鬼を狩る子孫 第二話 影を落とす契約書(2)

(2)
その夜。

市会議員・村尾は自宅の書斎で一人、机に肘をついていた。
電灯の明かりに照らされた契約書の控えを前に、にやりと笑う。
「これで体育館の建設は確実……。票も、献金も、すべて手に入る」

だが次の瞬間。
契約書の文字がふっと揺らめき、黒いインクが紙面から立ちのぼるように見えた。

「……なんだ?」
目を瞬かせるが、ただの影にしか思えない。
だが、その影は窓の外の闇と繋がり、じわじわと部屋に広がっていった。

村尾は急に息苦しさを覚え、胸に手を当てた。
「う……ぐっ……」
耳の奥で低い声が囁く。

――《払え……もっと払え……》

「誰だ……誰が言っている……!」
叫んでも返事はなく、囁きはますます大きくなる。
《心を差し出せ……野心を……誇りを……》

村尾の額から冷たい汗が伝い落ちた。

創作小説の挿絵

一方その頃。夜更けの田野倉邸。
書斎の時計が重たく時を刻む。
秒針の音がやけに大きく響き、部屋全体を支配していた。

机の上には、昼間取り交わしたばかりの契約書が広げられている。
白い紙のはずが、いまはどす黒い光を帯び、文字のひとつひとつがぬらぬらと動いているように見えた。
田野倉は眼鏡を外し、こめかみを押さえた。

「……これで、いいはずだ……。
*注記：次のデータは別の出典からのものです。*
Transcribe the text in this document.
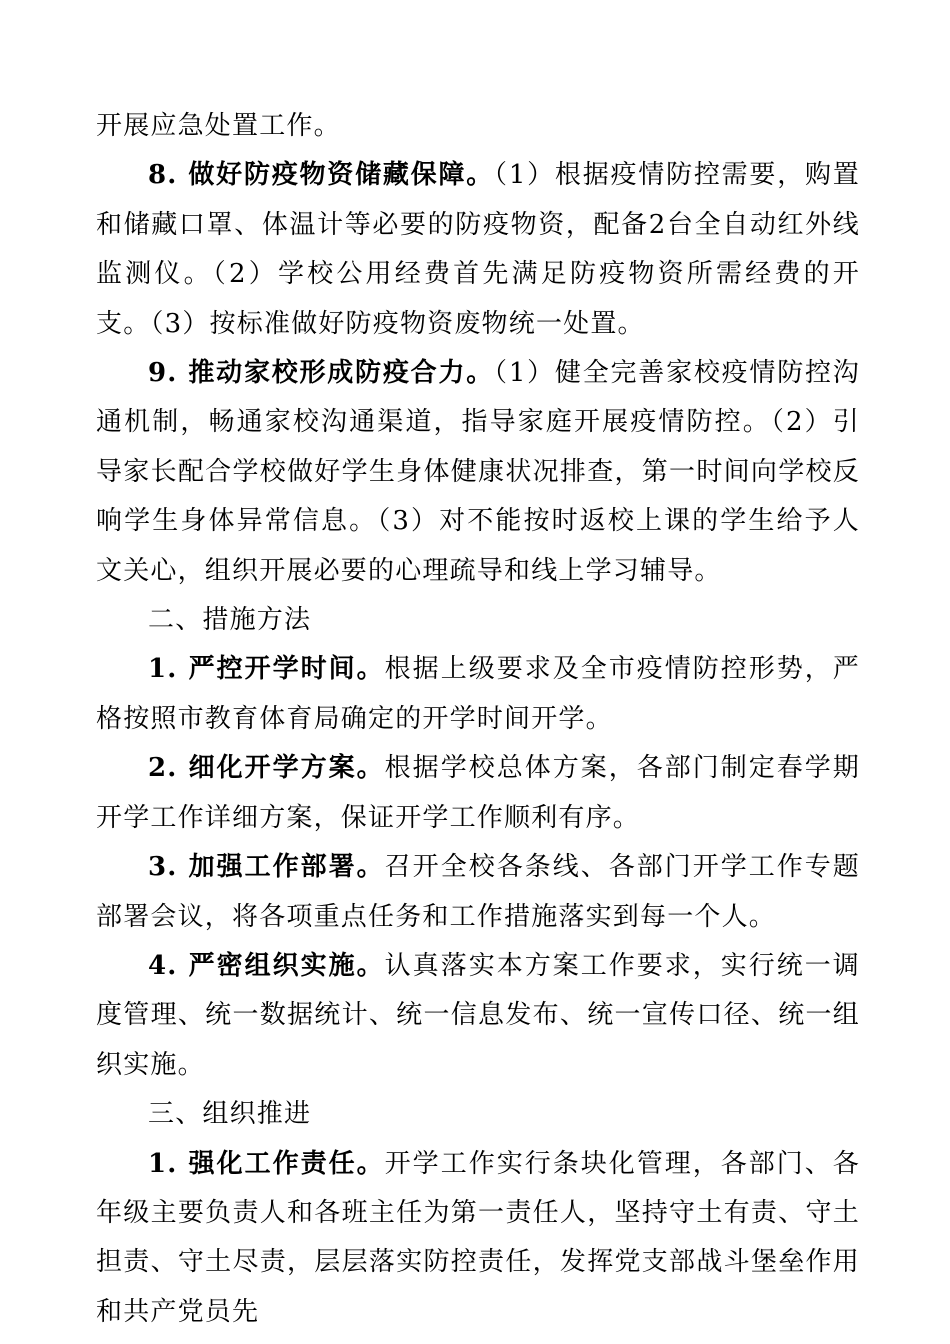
开展应急处置工作。

8. 做好防疫物资储藏保障。（1）根据疫情防控需要，购置和储藏口罩、体温计等必要的防疫物资，配备2台全自动红外线监测仪。（2）学校公用经费首先满足防疫物资所需经费的开支。（3）按标准做好防疫物资废物统一处置。

9. 推动家校形成防疫合力。（1）健全完善家校疫情防控沟通机制，畅通家校沟通渠道，指导家庭开展疫情防控。（2）引导家长配合学校做好学生身体健康状况排查，第一时间向学校反响学生身体异常信息。（3）对不能按时返校上课的学生给予人文关心，组织开展必要的心理疏导和线上学习辅导。

二、措施方法

1. 严控开学时间。根据上级要求及全市疫情防控形势，严格按照市教育体育局确定的开学时间开学。

2. 细化开学方案。根据学校总体方案，各部门制定春学期开学工作详细方案，保证开学工作顺利有序。

3. 加强工作部署。召开全校各条线、各部门开学工作专题部署会议，将各项重点任务和工作措施落实到每一个人。

4. 严密组织实施。认真落实本方案工作要求，实行统一调度管理、统一数据统计、统一信息发布、统一宣传口径、统一组织实施。

三、组织推进

1. 强化工作责任。开学工作实行条块化管理，各部门、各年级主要负责人和各班主任为第一责任人，坚持守土有责、守土担责、守土尽责，层层落实防控责任，发挥党支部战斗堡垒作用和共产党员先
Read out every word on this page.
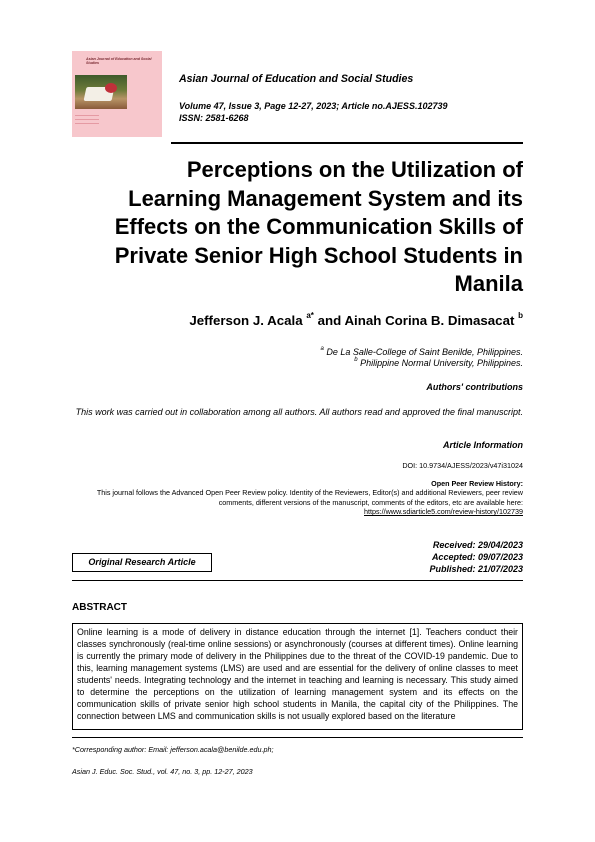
Asian Journal of Education and Social Studies
Asian Journal of Education and Social Studies
Volume 47, Issue 3, Page 12-27, 2023; Article no.AJESS.102739
ISSN: 2581-6268
Perceptions on the Utilization of
Learning Management System and its
Effects on the Communication Skills of
Private Senior High School Students in
Manila
Jefferson J. Acala $^{a*}$ and Ainah Corina B. Dimasacat $^b$
$^a$ De La Salle-College of Saint Benilde, Philippines.
$^b$ Philippine Normal University, Philippines.
Authors' contributions
This work was carried out in collaboration among all authors. All authors read and approved the final manuscript.
Article Information
DOI: 10.9734/AJESS/2023/v47i31024
Open Peer Review History:
This journal follows the Advanced Open Peer Review policy. Identity of the Reviewers, Editor(s) and additional Reviewers, peer review comments, different versions of the manuscript, comments of the editors, etc are available here:
https://www.sdiarticle5.com/review-history/102739
Original Research Article
Received: 29/04/2023
Accepted: 09/07/2023
Published: 21/07/2023
ABSTRACT
Online learning is a mode of delivery in distance education through the internet [1]. Teachers conduct their classes synchronously (real-time online sessions) or asynchronously (courses at different times). Online learning is currently the primary mode of delivery in the Philippines due to the threat of the COVID-19 pandemic. Due to this, learning management systems (LMS) are used and are essential for the delivery of online classes to meet students' needs. Integrating technology and the internet in teaching and learning is necessary. This study aimed to determine the perceptions on the utilization of learning management system and its effects on the communication skills of private senior high school students in Manila, the capital city of the Philippines. The connection between LMS and communication skills is not usually explored based on the literature
*Corresponding author: Email: jefferson.acala@benilde.edu.ph;
Asian J. Educ. Soc. Stud., vol. 47, no. 3, pp. 12-27, 2023
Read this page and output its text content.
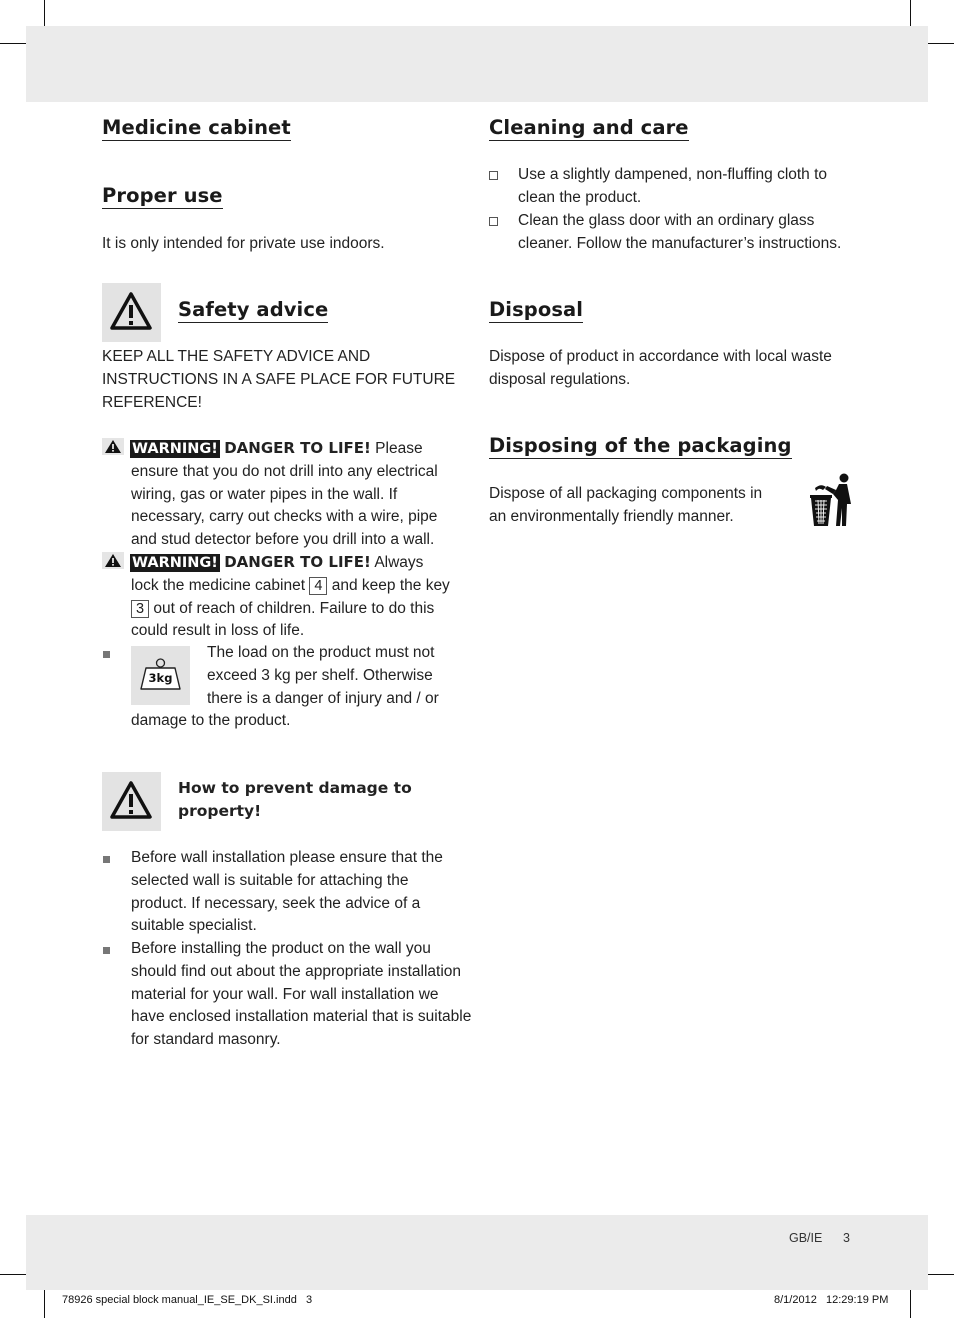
Medicine cabinet
Proper use

It is only intended for private use indoors.

Safety advice

KEEP ALL THE SAFETY ADVICE AND

INSTRUCTIONS IN A SAFE PLACE FOR FUTURE

REFERENCE!

WARNING! DANGER TO LIFE! Please

ensure that you do not drill into any electrical

wiring, gas or water pipes in the wall. If

necessary, carry out checks with a wire, pipe

and stud detector before you drill into a wall.

WARNING! DANGER TO LIFE! Always

lock the medicine cabinet 4 and keep the key

3 out of reach of children. Failure to do this

could result in loss of life.

3kg

The load on the product must not

exceed 3 kg per shelf. Otherwise

there is a danger of injury and / or

damage to the product.

How to prevent damage to

property!

Before wall installation please ensure that the

selected wall is suitable for attaching the

product. If necessary, seek the advice of a

suitable specialist.

Before installing the product on the wall you

should find out about the appropriate installation

material for your wall. For wall installation we

have enclosed installation material that is suitable

for standard masonry.

Cleaning and care

Use a slightly dampened, non-fluffing cloth to

clean the product.

Clean the glass door with an ordinary glass

cleaner. Follow the manufacturer’s instructions.

Disposal

Dispose of product in accordance with local waste

disposal regulations.

Disposing of the packaging

Dispose of all packaging components in

an environmentally friendly manner.

GB/IE 3
78926 special block manual_IE_SE_DK_SI.indd   3	8/1/2012   12:29:19 PM
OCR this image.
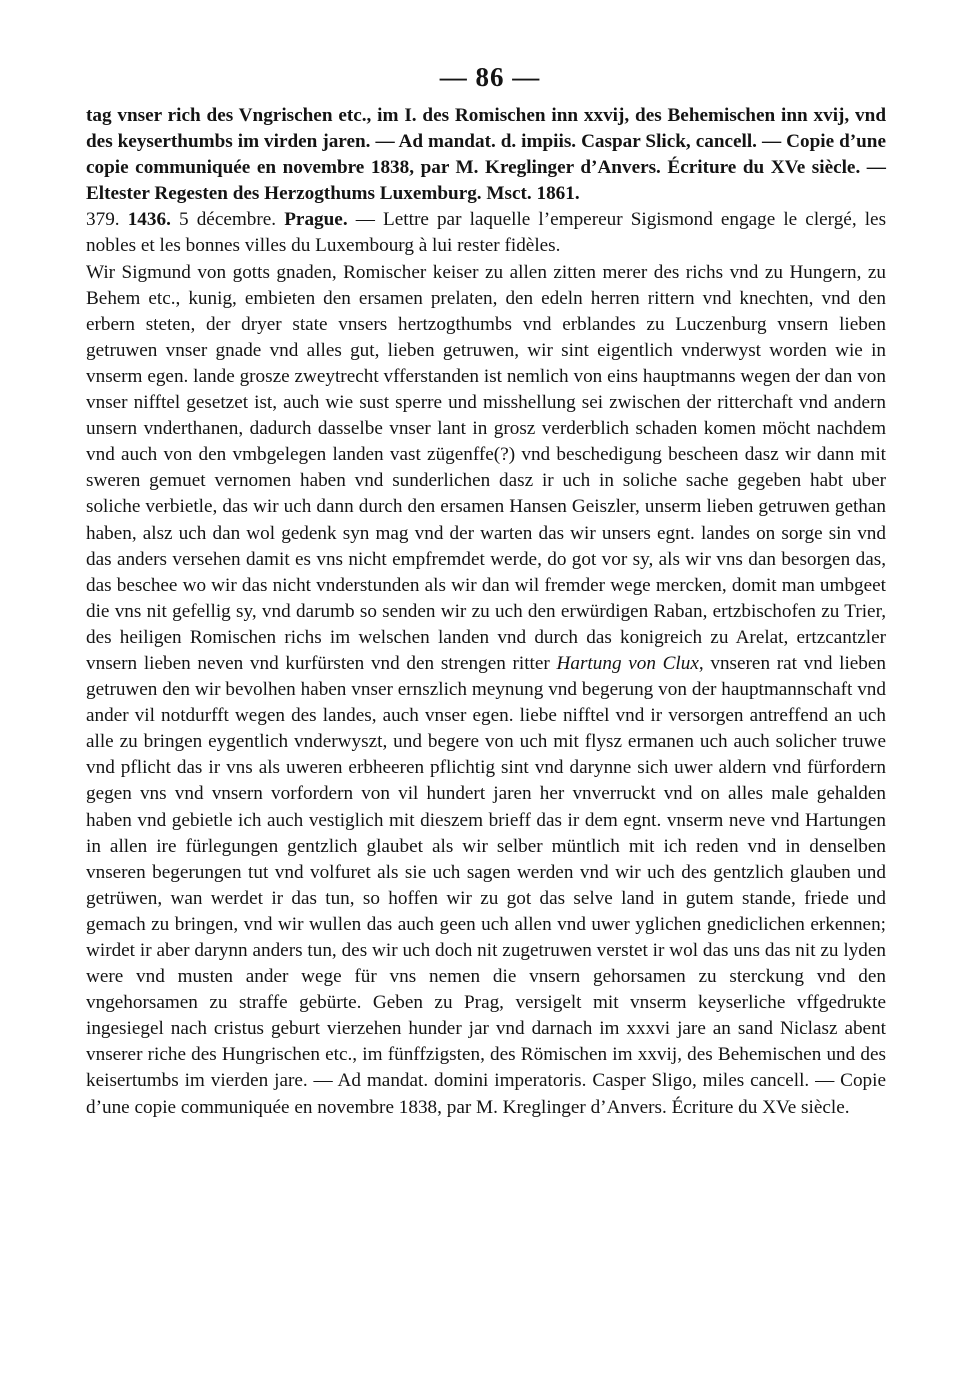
— 86 —

tag vnser rich des Vngrischen etc., im I. des Romischen inn xxvij, des Behemischen inn xvij, vnd des keyserthumbs im virden jaren. — Ad mandat. d. impiis. Caspar Slick, cancell. — Copie d’une copie communiquée en novembre 1838, par M. Kreglinger d’Anvers. Écriture du XVe siècle. — Eltester Regesten des Herzogthums Luxemburg. Msct. 1861.

379. 1436. 5 décembre. Prague. — Lettre par laquelle l’empereur Sigismond engage le clergé, les nobles et les bonnes villes du Luxembourg à lui rester fidèles.

Wir Sigmund von gotts gnaden, Romischer keiser zu allen zitten merer des richs vnd zu Hungern, zu Behem etc., kunig, embieten den ersamen prelaten, den edeln herren rittern vnd knechten, vnd den erbern steten, der dryer state vnsers hertzogthumbs vnd erblandes zu Luczenburg vnsern lieben getruwen vnser gnade vnd alles gut, lieben getruwen, wir sint eigentlich vnderwyst worden wie in vnserm egen. lande grosze zweytrecht vfferstanden ist nemlich von eins hauptmanns wegen der dan von vnser nifftel gesetzet ist, auch wie sust sperre und misshellung sei zwischen der ritterchaft vnd andern unsern vnderthanen, dadurch dasselbe vnser lant in grosz verderblich schaden komen möcht nachdem vnd auch von den vmbgelegen landen vast zügenffe(?) vnd beschedigung bescheen dasz wir dann mit sweren gemuet vernomen haben vnd sunderlichen dasz ir uch in soliche sache gegeben habt uber soliche verbietle, das wir uch dann durch den ersamen Hansen Geiszler, unserm lieben getruwen gethan haben, alsz uch dan wol gedenk syn mag vnd der warten das wir unsers egnt. landes on sorge sin vnd das anders versehen damit es vns nicht empfremdet werde, do got vor sy, als wir vns dan besorgen das, das beschee wo wir das nicht vnderstunden als wir dan wil fremder wege mercken, domit man umbgeet die vns nit gefellig sy, vnd darumb so senden wir zu uch den erwürdigen Raban, ertzbischofen zu Trier, des heiligen Romischen richs im welschen landen vnd durch das konigreich zu Arelat, ertzcantzler vnsern lieben neven vnd kurfürsten vnd den strengen ritter Hartung von Clux, vnseren rat vnd lieben getruwen den wir bevolhen haben vnser ernszlich meynung vnd begerung von der hauptmannschaft vnd ander vil notdurfft wegen des landes, auch vnser egen. liebe nifftel vnd ir versorgen antreffend an uch alle zu bringen eygentlich vnderwyszt, und begere von uch mit flysz ermanen uch auch solicher truwe vnd pflicht das ir vns als uweren erbheeren pflichtig sint vnd darynne sich uwer aldern vnd fürfordern gegen vns vnd vnsern vorfordern von vil hundert jaren her vnverruckt vnd on alles male gehalden haben vnd gebietle ich auch vestiglich mit dieszem brieff das ir dem egnt. vnserm neve vnd Hartungen in allen ire fürlegungen gentzlich glaubet als wir selber müntlich mit ich reden vnd in denselben vnseren begerungen tut vnd volfuret als sie uch sagen werden vnd wir uch des gentzlich glauben und getrüwen, wan werdet ir das tun, so hoffen wir zu got das selve land in gutem stande, friede und gemach zu bringen, vnd wir wullen das auch geen uch allen vnd uwer yglichen gnediclichen erkennen; wirdet ir aber darynn anders tun, des wir uch doch nit zugetruwen verstet ir wol das uns das nit zu lyden were vnd musten ander wege für vns nemen die vnsern gehorsamen zu sterckung vnd den vngehorsamen zu straffe gebürte. Geben zu Prag, versigelt mit vnserm keyserliche vffgedrukte ingesiegel nach cristus geburt vierzehen hunder jar vnd darnach im xxxvi jare an sand Niclasz abent vnserer riche des Hungrischen etc., im fünffzigsten, des Römischen im xxvij, des Behemischen und des keisertumbs im vierden jare. — Ad mandat. domini imperatoris. Casper Sligo, miles cancell. — Copie d’une copie communiquée en novembre 1838, par M. Kreglinger d’Anvers. Écriture du XVe siècle.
市会議員に渡しておけば、仕事も安泰……家族を路頭に迷わせずに済む……」

自分に言い聞かせるような声。
だが、その声音には迷いと疲れがにじんでいた。

ふいに、部屋の隅で影が揺らめいた。
ランプの火が一度も消えていないのに、壁に映る影だけが濃く、形を変えていく。